Help plz About Complex

[wiselyX]

Given a=3+7i is root of the quadratic equation X^2+px+q=0, where p and q are real numbers.

Question a)Someone claims B=3-7i is also root of the equations.Yes or No ??Explain your answer

 

[Dr.Peterson]

Have you learned a theorem about complex roots of polynomials with real coefficients?

If not, there are several ways you might convince yourself in the case of a quadratic. Please either make an attempt, or just tell us what you have learned that might be useful. One such thing would be the quadratic formula; another could be the factor theorem.

 

[wiselyX]

Have you learned a theorem about complex roots of polynomials with real coefficients?

If not, there are several ways you might convince yourself in the case of a quadratic. Please either make an attempt, or just tell us what you have learned that might be useful. One such thing would be the quadratic formula; another could be the factor theorem.

Is it complex conjugate?? But it is not in my syllabus, so have other ways to solve this problem

 

[pka]

Given a=3+7i is root of the quadratic equation X^2+px+q=0, where p and q are real numbers.

Notation: suppose \(z=a+bi\) then the congregate is \(\overline{~z~}=a-bi\).
Can you show that \((x-z)(x-\overline{~z~})=x^2-2ax+a^2+b^2~?\)

 

[wiselyX]

Notation: suppose \(z=a+bi\) then the congregate is \(\overline{~z~}=a-bi\).
Can you show that \((x-z)(x-\overline{~z~})=x^2-2ax+a^2+b^2~?\)

Sorry, I haven't learned complex conjugate, and I think my math teacher won't let me use this way, so have other ways to solve?Plz

 

[yoscar04]

Notation: suppose \(z=a+bi\) then the congregate is \(\overline{~z~}=a-bi\).
Can you show that \((x-z)(x-\overline{~z~})=x^2-2ax+a^2+b^2~?\)

You meant "conjugate", right?

 

[Deleted member 4993]

Given a=3+7i is root of the quadratic equation X^2+px+q=0, where p and q are real numbers.

Question a)Someone claims B=3-7i is also root of the equations.Yes or No ??Explain your answer

One of the ways to do this, w/o using the term (complex conjugate):

Since x = 3 + 7i is a root of the equation, we have:

(3 + 7i)^2 + p*(3+7i) + q =0

You should be able to get two expressions (collecting real and imaginary parts)

one describing 'p' and​

​

second describing 'q''.​

Now, using those two expressions for 'p' and 'q' evaluate:

(3-7i)^2 + p*(3-7i) + q = ?

 

[pka]

You can always use simple algebra: SEE HERE.
\([x-(3+7i)]*[x-(3-7i)]=~?\)

 

[HallsofIvy]

Given a=3+7i is root of the quadratic equation X^2+px+q=0, where p and q are real numbers.
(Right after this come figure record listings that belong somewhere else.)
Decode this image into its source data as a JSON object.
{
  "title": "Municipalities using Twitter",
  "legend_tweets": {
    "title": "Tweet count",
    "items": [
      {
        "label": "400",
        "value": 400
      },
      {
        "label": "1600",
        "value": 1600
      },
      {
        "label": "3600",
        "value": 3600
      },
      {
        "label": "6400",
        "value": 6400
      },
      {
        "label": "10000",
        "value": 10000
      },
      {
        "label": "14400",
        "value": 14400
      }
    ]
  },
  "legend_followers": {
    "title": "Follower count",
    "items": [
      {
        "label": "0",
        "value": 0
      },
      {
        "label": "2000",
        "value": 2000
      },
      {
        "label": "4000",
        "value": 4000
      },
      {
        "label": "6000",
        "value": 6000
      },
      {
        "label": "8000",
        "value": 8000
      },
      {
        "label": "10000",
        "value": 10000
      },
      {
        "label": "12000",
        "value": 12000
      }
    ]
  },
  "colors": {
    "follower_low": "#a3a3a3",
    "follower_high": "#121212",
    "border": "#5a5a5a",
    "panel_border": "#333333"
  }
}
Question a)Someone claims B=3-7i is also root of the equations.Yes or No ??Explain your answer

Given that 3+ 7i is a root of x^2+ px+q we must have (3+ 7i)^2+ p(3+ 7i)+ q= 9- 49+ 42i+ 3p+ 7p i+ q= (3p+ q- 40)+ (7p+ 42)i= 0. The real and imaginary parts must each be 0 so we have the two equations 3p+ q- 40= 0 and 7p+ 42= 0. Solve the second equation for p and then put that value of p into the first equation to get an equation you can solve for q.

Once you know p and q, put 3- 7i for x in that equation and show that x^2+ px+ q= 0.

 

[Dr.Peterson]

Sorry, I haven't learned complex conjugate, and I think my math teacher won't let me use this way, so have other ways to solve?Plz

I don't think you've told us yet what you HAVE learned, so all we can do is guess. Please tell us what was taught in the unit associated with this problem.

 

[Steven G]

A quadratic with real coefficients have complex root iff the discriminant in the quadratic formula is negative.

Now look at the quadratic formula. x = [math] \dfrac{-b \pm \sqrt{b^2-4ac}}{2a}[/math]
Now assume the discriminant is negative so the sqrt of the discriminant is an imaginary number, let's call it S

So x =[math]\dfrac{-b \pm S}{2a}[/math]What does this tell you about complex roots??